Xiāo Hànzhōng 蕭漢中, zì Jǐngyuán 景元, was a Yuán-dynasty Yìxué scholar from Tàihé 泰和 (Jí’ān 吉安, Jiāngxī 江西), active in the Tàidìng 泰定 reign-period (1324–1328); CBDB places his attested activity at 1325. His one transmitted work, the Dú Yì kǎoyuán 讀易考原 (KR1a0083), is a short three-part treatise on the structure of the Yìjīng: the partition of the hexagrams between the upper and lower scriptural sections, their pairing, and their canonical order.

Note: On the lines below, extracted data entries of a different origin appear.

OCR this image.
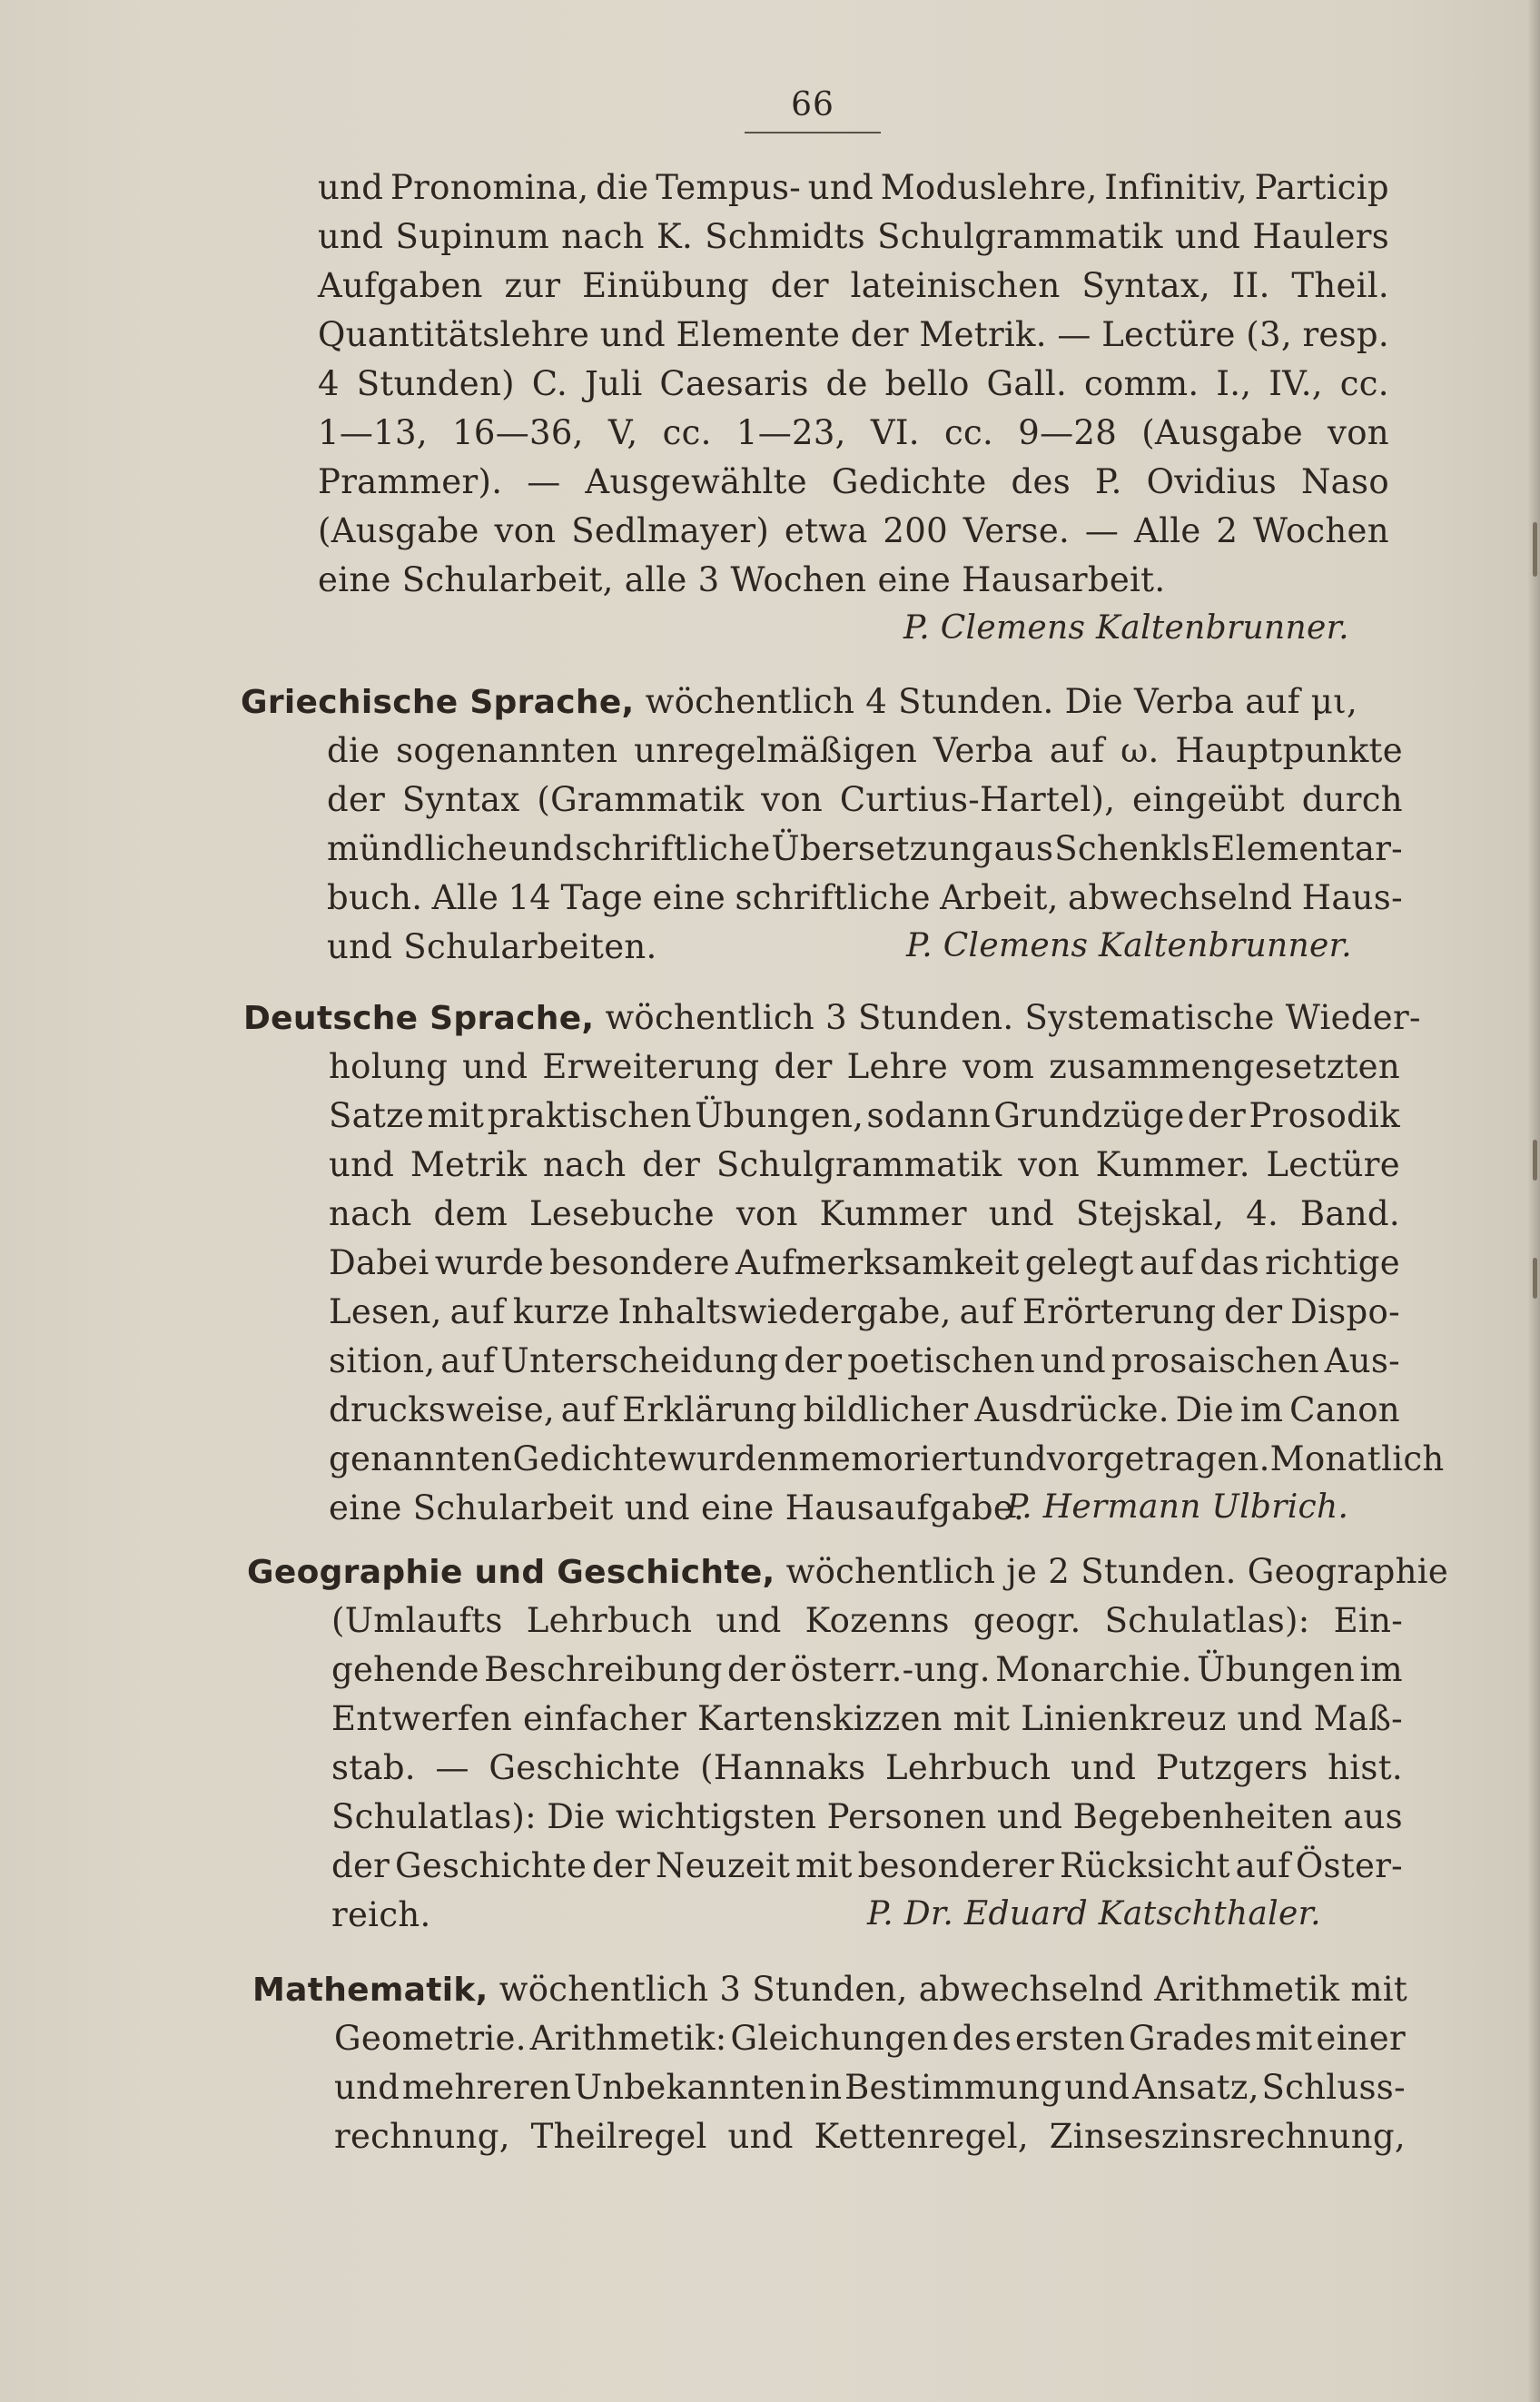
66
und Pronomina, die Tempus- und Moduslehre, Infinitiv, Particip
und Supinum nach K. Schmidts Schulgrammatik und Haulers
Aufgaben zur Einübung der lateinischen Syntax, II. Theil.
Quantitätslehre und Elemente der Metrik. — Lectüre (3, resp.
4 Stunden) C. Juli Caesaris de bello Gall. comm. I., IV., cc.
1—13, 16—36, V, cc. 1—23, VI. cc. 9—28 (Ausgabe von
Prammer). — Ausgewählte Gedichte des P. Ovidius Naso
(Ausgabe von Sedlmayer) etwa 200 Verse. — Alle 2 Wochen
eine Schularbeit, alle 3 Wochen eine Hausarbeit.
P. Clemens Kaltenbrunner.
Griechische Sprache, wöchentlich 4 Stunden. Die Verba auf μι,
die sogenannten unregelmäßigen Verba auf ω. Hauptpunkte
der Syntax (Grammatik von Curtius-Hartel), eingeübt durch
mündliche und schriftliche Übersetzung aus Schenkls Elementar-
buch. Alle 14 Tage eine schriftliche Arbeit, abwechselnd Haus-
und Schularbeiten.	P. Clemens Kaltenbrunner.
Deutsche Sprache, wöchentlich 3 Stunden. Systematische Wieder-
holung und Erweiterung der Lehre vom zusammengesetzten
Satze mit praktischen Übungen, sodann Grundzüge der Prosodik
und Metrik nach der Schulgrammatik von Kummer. Lectüre
nach dem Lesebuche von Kummer und Stejskal, 4. Band.
Dabei wurde besondere Aufmerksamkeit gelegt auf das richtige
Lesen, auf kurze Inhaltswiedergabe, auf Erörterung der Dispo-
sition, auf Unterscheidung der poetischen und prosaischen Aus-
drucksweise, auf Erklärung bildlicher Ausdrücke. Die im Canon
genannten Gedichte wurden memoriert und vorgetragen. Monatlich
eine Schularbeit und eine Hausaufgabe.
P. Hermann Ulbrich.
Geographie und Geschichte, wöchentlich je 2 Stunden. Geographie
(Umlaufts Lehrbuch und Kozenns geogr. Schulatlas): Ein-
gehende Beschreibung der österr.-ung. Monarchie. Übungen im
Entwerfen einfacher Kartenskizzen mit Linienkreuz und Maß-
stab. — Geschichte (Hannaks Lehrbuch und Putzgers hist.
Schulatlas): Die wichtigsten Personen und Begebenheiten aus
der Geschichte der Neuzeit mit besonderer Rücksicht auf Öster-
reich.	P. Dr. Eduard Katschthaler.
Mathematik, wöchentlich 3 Stunden, abwechselnd Arithmetik mit
Geometrie. Arithmetik: Gleichungen des ersten Grades mit einer
und mehreren Unbekannten in Bestimmung und Ansatz, Schluss-
rechnung, Theilregel und Kettenregel, Zinseszinsrechnung,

The work was little circulated in its own right; it was preserved through the early Míng Zhōuyì pángzhù 周易旁注 of Zhū Shēng 朱升 (1299–1370), who appended Xiāo’s text to the back of his own commentary, condensing the substance into two diagrams (one for the upper scripture and one for the lower) cut to stone, with the original Xiāo text printed beneath. After Zhū Shēng’s own work was damaged, Xiāo’s text — paradoxically — survived in better condition than the host work that had carried it. The Sìkù editors extracted Xiāo’s text from a copy of the Pángzhù and re-issued it independently. Zhū Yízūn’s Jīngyì kǎo 經義考 listed it in three juàn, but as the Sìkù editors note, this simply reflects taking each of the three sections (treatises) as one juàn; there is no separate three-juàn recension.
Xiāo’s broader doctrinal stance follows Shào Yōng’s 邵雍 xiàntiān 先天 numerology, but he applies it tightly to canonical Yì problems (the partitioning of hexagrams across the two scriptural halves, the Xùguà sequence) rather than to free-standing speculation, which the Sìkù editors regard as a virtue.